‘Men’ movie review: Jessie Buckley stars in Alex Garland’s densely symbolic horror film
As problematic as it’s provocative, the movie, from writer-director Alex Garland (“Ex Machina”), begins with a lady rising from the aftermath of a private tragedy. Harper (Jessie Buckley) has simply misplaced her husband (Paapa Essiedu) in a grisly fall. It’s an ambiguous “did he leap or was he metaphorically pushed” situation that’s alluded to in a dreamy, slow-motion reminiscence early within the movie (later performed out with higher context, by way of extra flashbacks that includes loud arguments and, at one level, spousal assault).
As a part of her therapeutic course of, Harper has rented a distant, 500-year-old cottage from a member of the country gentry in the course of nowhere: Geoffrey (Rory Kinnear), who reveals her across the well-appointed retreat with a mixture of overly earnest solicitousness and awkward makes an attempt at cornball humor. Harper has barely swallowed a chew of an apple from the backyard’s tree earlier than he’s chiding her — facetiously — about “forbidden fruit.”
The reference to the biblical ebook of Genesis, and Eve’s purported sin, is barely the primary of many cultural associations with the cycle of creation, beginning and loss of life — some direct, some oblique — that Garland sprinkles all through the densely symbolic nightmare that follows. Its contours solely start to come back into focus within the first act: in a largely dialogue-free passage, as Harper strolls about this verdant Eden, encountering not simply the carcasses of lifeless animals however a creepy bare stalker within the woods, and on her very first day there, at that.
Kinnear performs the stalker, too, together with the native vicar, a village policeman, the tavern keeper, his buyer and a disturbingly aggressive 9-year-old-boy, utilizing a wide range of pretend enamel, wigs, a beard, CGI and varied accents. It’s an performing tour de power, in addition to a robust casting determination that faucets into some primal concept of fungible masculinity that harnesses — whereas going effectively past — the all-men-are-pigs trope.
Quickly, Harper is operating for her life, as each manifestation of the movie’s title appears bent on tormenting her, bodily or psychologically.
Clearly, all will not be effectively on this paradise, and it solely will get worse. Every thing culminates in a home-invasion climax that’s equal elements slasher flick, David Lynch-ian hallucination and literary seminar. The vicar at one level actually quotes from Yeats’s “Leda and the Swan,” a poem about violation and impregnation by the Greek god Zeus, whereas within the guise of a hen. Different recurring imagery features a stone carving of the Sheela-Na-Gig, an historic fertility image that includes exaggerated feminine genitalia, and the Inexperienced Man, a pagan image of regeneration during which sprigs of vegetation sprout from human flesh.
However probably the most fruitful facet of the movie could also be its themes, which unbraid and retwist the threads and conventions of the damsel-in-distress narrative at the same time as they superficially observe them. (After all the home has a spotty cellphone connection.)

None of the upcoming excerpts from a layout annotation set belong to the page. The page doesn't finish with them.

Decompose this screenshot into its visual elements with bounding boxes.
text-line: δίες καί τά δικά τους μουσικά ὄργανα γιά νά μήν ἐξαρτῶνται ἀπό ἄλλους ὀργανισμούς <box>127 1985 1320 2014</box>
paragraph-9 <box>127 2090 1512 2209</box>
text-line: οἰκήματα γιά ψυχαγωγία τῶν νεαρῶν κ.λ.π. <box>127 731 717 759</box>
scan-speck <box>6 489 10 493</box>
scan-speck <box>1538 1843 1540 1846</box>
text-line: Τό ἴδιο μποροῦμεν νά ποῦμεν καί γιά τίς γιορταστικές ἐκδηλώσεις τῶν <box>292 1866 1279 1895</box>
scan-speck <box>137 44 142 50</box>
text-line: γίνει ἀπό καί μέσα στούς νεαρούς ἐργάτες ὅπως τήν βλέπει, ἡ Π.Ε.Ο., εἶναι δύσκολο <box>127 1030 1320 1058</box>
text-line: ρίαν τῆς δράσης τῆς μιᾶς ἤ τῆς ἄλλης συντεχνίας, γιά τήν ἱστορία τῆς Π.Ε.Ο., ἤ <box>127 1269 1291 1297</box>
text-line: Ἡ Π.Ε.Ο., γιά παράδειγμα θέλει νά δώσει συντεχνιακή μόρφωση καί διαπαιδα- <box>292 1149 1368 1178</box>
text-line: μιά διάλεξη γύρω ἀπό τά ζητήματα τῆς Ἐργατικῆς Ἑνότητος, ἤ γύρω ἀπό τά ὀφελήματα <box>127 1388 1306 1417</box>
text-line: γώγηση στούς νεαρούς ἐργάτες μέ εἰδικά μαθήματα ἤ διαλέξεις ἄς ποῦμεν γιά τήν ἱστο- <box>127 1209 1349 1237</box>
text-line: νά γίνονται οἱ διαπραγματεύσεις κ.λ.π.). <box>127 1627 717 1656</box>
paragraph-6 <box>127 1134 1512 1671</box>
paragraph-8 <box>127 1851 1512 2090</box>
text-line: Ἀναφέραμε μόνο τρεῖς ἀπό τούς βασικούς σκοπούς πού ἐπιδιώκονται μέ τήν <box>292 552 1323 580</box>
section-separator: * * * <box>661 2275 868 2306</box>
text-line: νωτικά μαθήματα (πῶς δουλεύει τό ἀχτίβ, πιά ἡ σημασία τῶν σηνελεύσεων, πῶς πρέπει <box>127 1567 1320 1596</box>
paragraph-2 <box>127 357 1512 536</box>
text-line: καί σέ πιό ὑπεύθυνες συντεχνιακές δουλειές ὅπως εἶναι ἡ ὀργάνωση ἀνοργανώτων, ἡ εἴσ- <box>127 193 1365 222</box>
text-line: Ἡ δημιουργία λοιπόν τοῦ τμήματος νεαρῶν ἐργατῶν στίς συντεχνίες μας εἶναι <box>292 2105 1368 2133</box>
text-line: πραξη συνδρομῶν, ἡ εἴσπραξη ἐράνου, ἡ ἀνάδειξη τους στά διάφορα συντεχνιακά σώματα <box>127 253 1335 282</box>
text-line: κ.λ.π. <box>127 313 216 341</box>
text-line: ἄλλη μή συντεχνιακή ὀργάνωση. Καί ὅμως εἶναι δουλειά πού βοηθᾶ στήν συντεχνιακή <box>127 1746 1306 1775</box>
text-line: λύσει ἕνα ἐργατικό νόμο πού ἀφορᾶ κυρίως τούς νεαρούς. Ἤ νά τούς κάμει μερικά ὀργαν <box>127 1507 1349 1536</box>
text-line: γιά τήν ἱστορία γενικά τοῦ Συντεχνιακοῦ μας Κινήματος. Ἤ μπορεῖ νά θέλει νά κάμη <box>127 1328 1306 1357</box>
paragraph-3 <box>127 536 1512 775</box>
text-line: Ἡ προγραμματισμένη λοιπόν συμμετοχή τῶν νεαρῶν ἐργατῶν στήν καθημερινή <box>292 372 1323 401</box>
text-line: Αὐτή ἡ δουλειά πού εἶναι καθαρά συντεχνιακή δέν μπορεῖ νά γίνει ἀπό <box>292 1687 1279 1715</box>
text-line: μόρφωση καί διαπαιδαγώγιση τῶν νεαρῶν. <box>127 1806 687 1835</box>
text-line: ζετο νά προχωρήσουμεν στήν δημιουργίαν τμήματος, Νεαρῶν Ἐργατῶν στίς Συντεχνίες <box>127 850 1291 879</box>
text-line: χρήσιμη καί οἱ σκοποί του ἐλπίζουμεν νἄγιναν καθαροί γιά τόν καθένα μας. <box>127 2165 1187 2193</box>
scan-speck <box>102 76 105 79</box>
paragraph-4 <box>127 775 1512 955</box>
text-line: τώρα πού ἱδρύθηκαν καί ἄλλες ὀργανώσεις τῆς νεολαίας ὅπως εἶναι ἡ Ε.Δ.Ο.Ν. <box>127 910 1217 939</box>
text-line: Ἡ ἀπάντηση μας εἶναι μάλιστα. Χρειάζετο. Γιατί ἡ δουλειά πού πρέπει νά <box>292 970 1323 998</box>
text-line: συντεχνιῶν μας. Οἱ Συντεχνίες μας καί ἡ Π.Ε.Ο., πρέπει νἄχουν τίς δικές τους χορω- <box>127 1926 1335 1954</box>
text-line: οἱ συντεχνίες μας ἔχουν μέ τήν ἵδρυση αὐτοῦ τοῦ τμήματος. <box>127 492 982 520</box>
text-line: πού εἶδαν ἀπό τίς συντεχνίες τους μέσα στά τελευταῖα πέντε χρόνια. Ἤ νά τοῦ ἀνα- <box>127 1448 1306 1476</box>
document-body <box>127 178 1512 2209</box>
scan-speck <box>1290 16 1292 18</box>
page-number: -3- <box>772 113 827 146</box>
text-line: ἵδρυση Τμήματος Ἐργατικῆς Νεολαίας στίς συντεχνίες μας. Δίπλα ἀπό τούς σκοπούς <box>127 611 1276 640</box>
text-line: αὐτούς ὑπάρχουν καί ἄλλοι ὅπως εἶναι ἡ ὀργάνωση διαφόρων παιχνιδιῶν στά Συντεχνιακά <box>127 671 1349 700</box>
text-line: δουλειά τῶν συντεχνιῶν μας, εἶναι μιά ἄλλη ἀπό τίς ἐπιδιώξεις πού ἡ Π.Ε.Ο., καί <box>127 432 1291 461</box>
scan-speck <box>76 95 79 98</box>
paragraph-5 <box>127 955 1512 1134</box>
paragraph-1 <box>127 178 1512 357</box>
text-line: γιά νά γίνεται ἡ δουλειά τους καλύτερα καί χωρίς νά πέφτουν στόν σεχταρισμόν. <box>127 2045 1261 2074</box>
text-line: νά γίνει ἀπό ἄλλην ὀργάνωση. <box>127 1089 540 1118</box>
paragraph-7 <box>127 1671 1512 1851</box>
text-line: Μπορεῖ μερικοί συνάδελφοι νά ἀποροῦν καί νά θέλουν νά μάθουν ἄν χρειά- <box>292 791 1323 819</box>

It’s laborious to know what to make of “Males,” and even whether or not that ambiguity is the movie’s energy or its weak spot. One factor is bound: The film will infuriate some, whether or not followers of conventional horror or these anticipating one thing extra straightforwardly feminist from Buckley, an Oscar nominee for “The Misplaced Daughter,” whom Garland has described as a completely collaborative companion — together with the shape-shifting Kinnear — in his artistic course of. However its seeming transgressions are as thrilling as they’re difficult.
Given its provenance, there’s little purpose to think about “Males” as something apart from a cultural critique of patriarchy. Nevertheless it’s not an overt or simple one. It’s laborious to look at, sure. Nevertheless it’s additionally laborious to dismiss, or to neglect. I noticed “Males” two weeks in the past, and I nonetheless really feel haunted by it.
R. At space theaters. Incorporates disturbing and violent content material, graphic nudity, grisly pictures and coarse language. 100 minutes.